Former police officer Hasan Önal (31), a victim of purges that followed a July 15, 2016 coup attempt in Turkey who was fired from his job by an emergency decree, died in a traffic accident while working as a deliveryman in Ankara, Bold Medya reported.
Önal’s motorcycle slid on the slippery pavement and crashed into the guardrail. He died shortly before an emergency team arrived at the scene of the accident.
Önal was recently married, and his wife is three months pregnant.
Following the failed coup, the Turkish government declared a state of emergency and carried out a massive purge of state institutions under the pretext of an anti-coup fight.
More than 130,000 public servants were summarily removed from their jobs for alleged membership in or relationships with “terrorist organizations” by emergency decree-laws subject to neither judicial nor parliamentary scrutiny.
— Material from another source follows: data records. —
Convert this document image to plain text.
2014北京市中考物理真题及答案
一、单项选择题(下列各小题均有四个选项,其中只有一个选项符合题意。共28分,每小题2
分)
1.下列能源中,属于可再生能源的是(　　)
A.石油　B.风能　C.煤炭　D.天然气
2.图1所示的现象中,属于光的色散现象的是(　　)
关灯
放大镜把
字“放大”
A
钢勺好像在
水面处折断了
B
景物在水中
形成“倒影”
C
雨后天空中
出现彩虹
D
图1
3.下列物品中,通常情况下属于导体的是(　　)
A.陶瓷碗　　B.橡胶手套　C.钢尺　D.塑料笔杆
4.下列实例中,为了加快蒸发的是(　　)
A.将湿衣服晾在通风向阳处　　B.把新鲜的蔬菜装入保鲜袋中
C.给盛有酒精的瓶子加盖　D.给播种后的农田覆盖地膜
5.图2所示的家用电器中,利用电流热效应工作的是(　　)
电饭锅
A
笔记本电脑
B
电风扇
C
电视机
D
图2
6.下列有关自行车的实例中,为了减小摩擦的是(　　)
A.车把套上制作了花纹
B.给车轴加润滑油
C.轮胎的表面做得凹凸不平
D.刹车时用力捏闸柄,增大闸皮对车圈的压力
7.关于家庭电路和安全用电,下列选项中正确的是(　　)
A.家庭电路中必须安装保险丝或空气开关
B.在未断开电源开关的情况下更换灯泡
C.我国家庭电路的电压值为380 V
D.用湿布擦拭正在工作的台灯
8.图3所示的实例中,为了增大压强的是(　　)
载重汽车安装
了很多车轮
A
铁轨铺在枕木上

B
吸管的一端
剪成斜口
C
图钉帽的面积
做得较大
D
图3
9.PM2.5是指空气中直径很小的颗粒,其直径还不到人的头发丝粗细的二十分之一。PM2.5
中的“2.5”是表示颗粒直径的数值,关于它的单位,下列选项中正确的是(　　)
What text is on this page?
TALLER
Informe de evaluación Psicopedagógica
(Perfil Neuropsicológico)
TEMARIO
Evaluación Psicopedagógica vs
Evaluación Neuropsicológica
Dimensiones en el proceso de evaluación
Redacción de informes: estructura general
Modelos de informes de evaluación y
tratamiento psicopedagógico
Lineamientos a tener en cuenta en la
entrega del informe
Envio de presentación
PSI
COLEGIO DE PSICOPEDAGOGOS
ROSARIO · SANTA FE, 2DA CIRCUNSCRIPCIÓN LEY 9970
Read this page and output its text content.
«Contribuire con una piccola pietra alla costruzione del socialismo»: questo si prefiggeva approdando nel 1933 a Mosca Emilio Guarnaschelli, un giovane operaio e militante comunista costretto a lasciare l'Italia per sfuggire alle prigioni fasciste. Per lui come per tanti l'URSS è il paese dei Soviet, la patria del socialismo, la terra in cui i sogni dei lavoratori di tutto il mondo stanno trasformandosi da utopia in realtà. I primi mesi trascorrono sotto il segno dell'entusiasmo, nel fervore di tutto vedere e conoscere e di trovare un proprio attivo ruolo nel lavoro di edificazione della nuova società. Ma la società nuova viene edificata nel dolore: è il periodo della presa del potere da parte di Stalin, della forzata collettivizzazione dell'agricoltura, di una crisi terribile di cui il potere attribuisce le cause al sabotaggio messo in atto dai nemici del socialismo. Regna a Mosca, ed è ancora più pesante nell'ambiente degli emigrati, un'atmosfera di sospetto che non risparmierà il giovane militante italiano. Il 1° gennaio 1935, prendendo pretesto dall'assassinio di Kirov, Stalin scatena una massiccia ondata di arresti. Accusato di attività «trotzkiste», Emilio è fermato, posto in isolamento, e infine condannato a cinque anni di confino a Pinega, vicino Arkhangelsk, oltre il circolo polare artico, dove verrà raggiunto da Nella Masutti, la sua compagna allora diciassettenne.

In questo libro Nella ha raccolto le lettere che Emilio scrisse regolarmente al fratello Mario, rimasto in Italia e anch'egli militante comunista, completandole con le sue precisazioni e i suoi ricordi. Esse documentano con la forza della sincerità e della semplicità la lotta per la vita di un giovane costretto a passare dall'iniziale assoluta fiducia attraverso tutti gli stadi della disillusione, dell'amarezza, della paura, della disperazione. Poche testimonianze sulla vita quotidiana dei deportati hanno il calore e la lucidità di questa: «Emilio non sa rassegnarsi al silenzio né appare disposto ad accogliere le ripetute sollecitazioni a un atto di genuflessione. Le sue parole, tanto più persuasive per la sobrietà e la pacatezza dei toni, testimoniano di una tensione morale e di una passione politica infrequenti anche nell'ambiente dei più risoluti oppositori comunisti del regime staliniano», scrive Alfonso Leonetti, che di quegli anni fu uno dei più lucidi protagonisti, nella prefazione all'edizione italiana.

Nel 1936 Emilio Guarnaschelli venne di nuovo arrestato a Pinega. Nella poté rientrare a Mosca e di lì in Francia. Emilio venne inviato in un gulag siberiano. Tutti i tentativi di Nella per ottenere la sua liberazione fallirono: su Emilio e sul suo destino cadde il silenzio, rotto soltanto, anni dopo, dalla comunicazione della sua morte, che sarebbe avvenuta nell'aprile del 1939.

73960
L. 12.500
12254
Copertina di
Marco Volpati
Turkey’s former public servants were not only fired from their jobs after the attempted coup in 2016; they were also prohibited from working again in the public sector and getting a passport. The government also made it difficult for them to work formally in the private sector. Notes were put on the social security database about dismissed public servants to deter potential employers.
According to a joint report by the Justice for Victims Platform and Ömer Faruk Gergerlioğlu, an MP from the pro-Kurdish Peoples’ Democratic Party (HDP) and a prominent defender of human rights, the two-year-long state of emergency declared after the failed putsch caused immense suffering among public servants who were dismissed from their jobs by the government as well as their families.
The biggest problem they have been facing is economic hardship (97.9 percent) followed by psychological problems (88.6 percent), loss of social prestige and social exclusion (83.7 percent), the disintegration of social circles (83.1 percent), unemployment/lack of employment (80.4 percent) and lack of social security (73.2 percent).